State Rep. David Dank, R-Oklahoma City, chairman of the Special House Committee on Tax Credits and Incentives, proposed a two-year effort to establish stringent criteria that would govern all existing and future tax credits, with a firm sunset date of July 1, 2014, beyond which all tax credits would be changed, reauthorized or eliminated.

“It is very clear that any effort to reduce state income taxes for all Oklahomans has run aground on the tax credit issue,” Dank said. “We cannot give real tax relief to all while we continue to pass out hundreds of millions of dollars in questionable tax credits to a favored few. My plan would take a deliberate look at every tax credit and put in place a permanent set of rules that would assure that any tax credit, now or in the future, would have to return real dollars to the state.”
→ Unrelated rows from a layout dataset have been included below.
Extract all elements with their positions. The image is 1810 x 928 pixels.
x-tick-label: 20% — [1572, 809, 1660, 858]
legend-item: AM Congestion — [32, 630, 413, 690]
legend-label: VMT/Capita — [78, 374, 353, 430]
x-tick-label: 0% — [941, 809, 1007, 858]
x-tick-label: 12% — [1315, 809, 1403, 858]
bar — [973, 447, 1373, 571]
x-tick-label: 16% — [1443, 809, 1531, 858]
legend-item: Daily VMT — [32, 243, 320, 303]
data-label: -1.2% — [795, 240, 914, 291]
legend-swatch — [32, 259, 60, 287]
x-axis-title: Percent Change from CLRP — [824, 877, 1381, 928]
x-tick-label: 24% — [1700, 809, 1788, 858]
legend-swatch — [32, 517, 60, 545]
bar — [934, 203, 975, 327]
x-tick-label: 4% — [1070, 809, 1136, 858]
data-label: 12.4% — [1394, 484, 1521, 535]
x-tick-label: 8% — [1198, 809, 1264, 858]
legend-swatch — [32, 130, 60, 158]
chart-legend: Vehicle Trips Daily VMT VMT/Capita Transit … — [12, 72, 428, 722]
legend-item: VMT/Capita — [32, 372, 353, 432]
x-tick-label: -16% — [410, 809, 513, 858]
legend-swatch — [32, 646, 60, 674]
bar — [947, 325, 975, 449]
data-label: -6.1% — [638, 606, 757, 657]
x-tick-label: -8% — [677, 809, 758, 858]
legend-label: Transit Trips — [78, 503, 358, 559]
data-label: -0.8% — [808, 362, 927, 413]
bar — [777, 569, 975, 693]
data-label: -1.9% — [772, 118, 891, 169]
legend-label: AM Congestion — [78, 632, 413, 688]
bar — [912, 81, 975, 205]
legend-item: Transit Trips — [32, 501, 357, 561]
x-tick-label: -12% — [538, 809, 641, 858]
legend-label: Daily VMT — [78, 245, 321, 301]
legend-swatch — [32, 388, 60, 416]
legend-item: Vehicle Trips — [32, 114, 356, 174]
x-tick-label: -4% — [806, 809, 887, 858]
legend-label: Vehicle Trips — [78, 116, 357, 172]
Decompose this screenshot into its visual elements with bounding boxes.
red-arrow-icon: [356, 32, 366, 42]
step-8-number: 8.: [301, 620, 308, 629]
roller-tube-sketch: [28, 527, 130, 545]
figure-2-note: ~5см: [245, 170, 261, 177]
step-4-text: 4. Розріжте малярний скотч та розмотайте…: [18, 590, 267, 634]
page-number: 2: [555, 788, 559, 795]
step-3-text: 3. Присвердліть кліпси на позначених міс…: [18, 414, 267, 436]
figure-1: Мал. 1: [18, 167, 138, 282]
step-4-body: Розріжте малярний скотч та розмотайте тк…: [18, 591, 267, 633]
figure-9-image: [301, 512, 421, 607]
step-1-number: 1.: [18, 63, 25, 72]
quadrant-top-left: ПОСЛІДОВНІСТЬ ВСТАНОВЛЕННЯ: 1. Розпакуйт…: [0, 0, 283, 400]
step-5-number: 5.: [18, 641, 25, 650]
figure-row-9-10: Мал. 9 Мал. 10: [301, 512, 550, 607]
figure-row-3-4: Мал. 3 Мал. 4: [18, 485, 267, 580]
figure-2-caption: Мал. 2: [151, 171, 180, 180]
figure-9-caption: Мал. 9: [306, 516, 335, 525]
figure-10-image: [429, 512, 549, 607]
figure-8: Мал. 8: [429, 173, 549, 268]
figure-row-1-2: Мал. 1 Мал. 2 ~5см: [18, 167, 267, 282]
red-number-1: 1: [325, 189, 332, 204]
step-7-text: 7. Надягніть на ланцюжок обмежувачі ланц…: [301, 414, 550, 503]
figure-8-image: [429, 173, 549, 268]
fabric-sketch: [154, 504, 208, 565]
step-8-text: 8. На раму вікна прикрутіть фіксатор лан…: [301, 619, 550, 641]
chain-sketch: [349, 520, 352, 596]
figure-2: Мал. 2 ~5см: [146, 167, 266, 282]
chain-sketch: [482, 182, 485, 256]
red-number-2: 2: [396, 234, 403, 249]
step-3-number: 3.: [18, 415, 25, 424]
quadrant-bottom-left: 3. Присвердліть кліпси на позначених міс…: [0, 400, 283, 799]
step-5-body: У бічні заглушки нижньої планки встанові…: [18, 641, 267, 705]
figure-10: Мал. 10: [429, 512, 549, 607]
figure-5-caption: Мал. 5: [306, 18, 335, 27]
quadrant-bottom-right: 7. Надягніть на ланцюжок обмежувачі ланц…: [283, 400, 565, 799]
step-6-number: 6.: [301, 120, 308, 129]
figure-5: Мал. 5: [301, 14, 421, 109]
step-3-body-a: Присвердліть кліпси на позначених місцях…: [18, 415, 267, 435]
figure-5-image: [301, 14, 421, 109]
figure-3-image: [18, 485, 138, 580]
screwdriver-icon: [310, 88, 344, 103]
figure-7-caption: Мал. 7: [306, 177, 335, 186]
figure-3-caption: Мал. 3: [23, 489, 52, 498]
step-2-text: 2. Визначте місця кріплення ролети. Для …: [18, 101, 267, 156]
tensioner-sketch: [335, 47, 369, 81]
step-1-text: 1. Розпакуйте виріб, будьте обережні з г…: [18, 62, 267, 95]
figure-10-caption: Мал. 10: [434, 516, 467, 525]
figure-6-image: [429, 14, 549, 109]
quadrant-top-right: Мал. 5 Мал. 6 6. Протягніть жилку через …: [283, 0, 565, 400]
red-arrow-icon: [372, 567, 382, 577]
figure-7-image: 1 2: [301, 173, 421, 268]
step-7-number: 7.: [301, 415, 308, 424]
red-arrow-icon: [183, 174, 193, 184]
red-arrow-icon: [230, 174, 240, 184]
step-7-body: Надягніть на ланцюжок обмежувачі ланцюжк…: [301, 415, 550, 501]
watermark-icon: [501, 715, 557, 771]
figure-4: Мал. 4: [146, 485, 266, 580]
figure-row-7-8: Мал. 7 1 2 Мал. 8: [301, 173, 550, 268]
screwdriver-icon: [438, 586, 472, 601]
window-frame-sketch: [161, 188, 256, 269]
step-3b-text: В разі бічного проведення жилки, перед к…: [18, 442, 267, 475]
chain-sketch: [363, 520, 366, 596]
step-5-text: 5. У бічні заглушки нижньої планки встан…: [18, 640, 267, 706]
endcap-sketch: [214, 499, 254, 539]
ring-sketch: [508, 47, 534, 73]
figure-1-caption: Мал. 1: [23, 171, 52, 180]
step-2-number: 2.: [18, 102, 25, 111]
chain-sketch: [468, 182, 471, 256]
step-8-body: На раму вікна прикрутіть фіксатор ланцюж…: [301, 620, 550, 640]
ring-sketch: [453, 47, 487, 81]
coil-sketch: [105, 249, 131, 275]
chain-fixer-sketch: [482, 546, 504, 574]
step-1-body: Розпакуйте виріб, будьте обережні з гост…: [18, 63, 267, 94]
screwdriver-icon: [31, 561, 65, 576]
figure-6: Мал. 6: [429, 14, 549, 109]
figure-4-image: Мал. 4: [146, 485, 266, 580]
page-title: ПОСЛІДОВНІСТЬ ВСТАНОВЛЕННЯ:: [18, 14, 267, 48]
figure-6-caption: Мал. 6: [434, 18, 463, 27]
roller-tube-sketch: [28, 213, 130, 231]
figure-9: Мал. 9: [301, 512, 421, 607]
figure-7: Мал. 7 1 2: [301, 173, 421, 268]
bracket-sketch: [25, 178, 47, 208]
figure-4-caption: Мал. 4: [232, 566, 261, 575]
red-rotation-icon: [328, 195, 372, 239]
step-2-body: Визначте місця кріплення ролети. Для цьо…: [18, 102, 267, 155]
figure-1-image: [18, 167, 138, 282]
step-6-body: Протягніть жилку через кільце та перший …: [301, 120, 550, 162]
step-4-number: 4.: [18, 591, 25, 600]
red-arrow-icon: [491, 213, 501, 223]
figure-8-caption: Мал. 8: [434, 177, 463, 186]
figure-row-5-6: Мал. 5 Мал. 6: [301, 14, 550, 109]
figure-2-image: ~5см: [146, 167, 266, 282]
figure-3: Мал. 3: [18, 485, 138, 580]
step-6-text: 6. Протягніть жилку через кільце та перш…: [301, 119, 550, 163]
Dank said the advantage of his two year approach would be to allow legislators elected last November 6 to have two full sessions to deal with the issue.

“Now it is time to perform, Dank said. “This Legislature has two sessions, beginning in February, to do the job we were elected to do.”

Dank said his first bill would put in place a set of criteria that would govern all existing or future tax credits. Those criteria would include stringent auditing, rigorous cost-benefit analysis, cost and time caps and a requirement that any tax credit would create or sustain quality’ permanent jobs. Dank said a primary goal will be ending the use of transferable tax credits that can be bought and sold.

“Our task force last year, and the special committee created this year, both debated those criteria at length and it was a consensus that we could no longer afford to offer tax credits that fail those tests,” he said. “It is time to write them into law.”

A second bill would sunset all existing tax credits as of July 1, 2014. Dank said that would give lawmakers two full sessions to examine each tax credit, change it to meet the new criteria, or allow it to expire on the sunset date.

He said his committee would lead that effort, but he hopes all legislators will resists efforts by lobbying interests to block reform.

“Last session we saw an unprecedented lobbying campaign to stop any tax credit reform,” Dank said. “As a result we came down to the last days of the session with income tax relief for all Oklahomans stymied by the drain on the state budget that excessive tax credits impose. The simple truth is that if we are going to cut and perhaps eventually eliminate our state income tax to make Oklahoma more attractive to business and jobs, we must clean out the tax credit stables first.”

Dank said the issue of state income tax relief is even more important now, since many Oklahoma taxpayers are likely to face higher federal income tax bills in 2013 as a result of the fiscal crisis in Washington.

“Oklahoma is fast becoming an island of sensible tax and fiscal policy in a sea of federal and state tax increases in places like California,” he said. “We can sustain and accelerate our economic growth if we keep it that way, but that just will not happen until we handle the tax credit mess. The next two years will tell the story.”